January is National Slavery and Human Trafficking Prevention Month. It’s estimated that there are 25 million victims of human trafficking around the world and that human trafficking is a $150 billion per year industry globally. In the U.S., the National Human Trafficking Hotline has received almost 250,000 contacts, and more than 56,000 cases of human trafficking have been reported since 2007.
While human trafficking—also known as modern-day slavery—is widely discussed, it’s not widely understood. There’s a common misconception that human trafficking and human smuggling are interchangeable terms. But in fact, they are two distinct criminal activities. Human trafficking is the exploitation of individuals through the use of coercion, force, or fraud for the purpose of forced labor or commercial sex. Human smuggling, on the other hand, is when a person voluntarily—at least initially—acquires the services of smugglers to move them across international lines to enter illegally a country.
Even though they are different, however, smuggling often turns into trafficking, as migrants can fall into the hands of traffickers en route or once they reach their final destination.
Central America—primarily the Northern Triangle countries of Guatemala, Honduras, and El Salvador—and Mexico are the major origin and transit areas for smuggled migrants coming to the U.S. Hundreds of thousands of Central Americans and Mexicans who suffer from limited economic opportunities, widespread violence, and food insecurity, and who wish to come to the U.S. for a better life, a good job, and/or be reunited with family, pay exorbitant fees to smugglers to take them to America.
A migrant may pay roughly between $4,000 and $15,000 to be smuggled from Central America across Mexico into the U.S., making it a costly endeavor for people in the region where around 60% of Hondurans and Guatemalans, 42% of Mexicans, and 30% of El Salvadorans live in poverty.
Given how much migrants have to pay smugglers to come to America, many are subject to debt bondage, where personal debt is used to coerce exploitation. Smugglers may allow migrants to work off debts once in the U.S., instead of paying the smuggling fee. In other cases, smugglers can increase the price of their services during the journey to a price a migrant cannot afford. In either case, migrants can be coerced into commercial sex—such as prostitution or pornography—or forced labor, with the majority or all of their earnings being taken by the trafficker.
Likewise, if a migrant pays for smuggling fees in full upfront, instead of paying an initial cost and the rest upon arrival, as it is usually done, they are at bigger risk of becoming victims, since the smugglers no longer have the incentive to provide safe travel arrangements.
Trafficking victims may be reluctant to contact law enforcement because they fear the consequences they might face for illegal activity they were coerced to perform. Foreign victims in the U.S. have the added concern that they may not speak English and/or possess legal documentation to reside in the U.S. Isolation in the U.S., working in the informal economy that is not regulated, and threats against their family back home are other reasons migrants are vulnerable to trafficking.

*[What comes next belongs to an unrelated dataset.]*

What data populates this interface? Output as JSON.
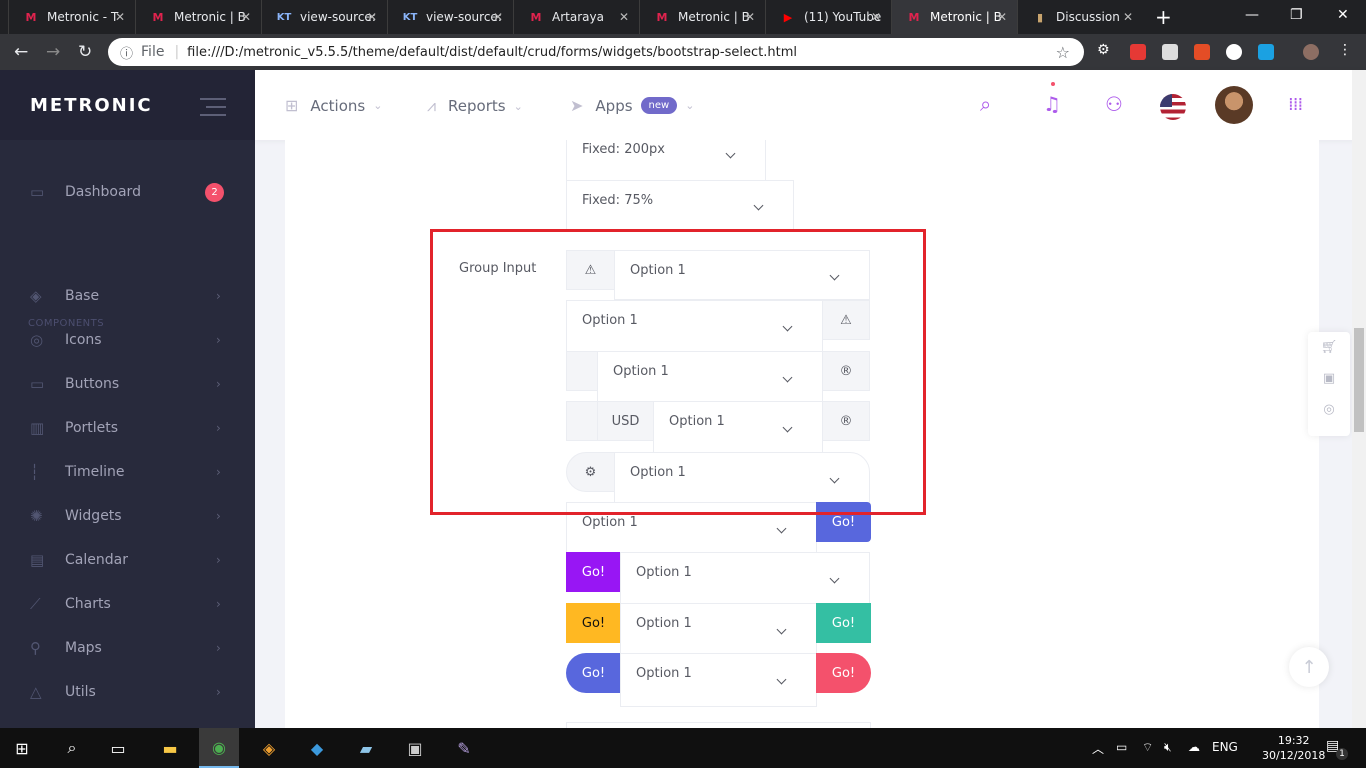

The Polaris Project, which operates the National Human Trafficking Hotline, found that recent migration/relocation was the top risk factor for human trafficking, that Latinos comprised a plurality of victims of reported trafficking cases, and that sex trafficking cases heavily outnumbered labor trafficking cases in 2018.
We haven’t done enough to combat the scourge of human trafficking in the United States. Multiple foreign and domestic policy adjustments are needed to improve the fight against human trafficking. In the foreign policy realm, the rule of law must be strengthened in Mexico and the Northern Triangle to reduce violence and corruption. On the domestic front, policy changes include securing the southern border, addressing the structural deficiencies of the American asylum system, and banning sanctuary policies.
Igor C. Magalhaes is an Immigration Legislative Fellow at the Texas Public Policy Foundation.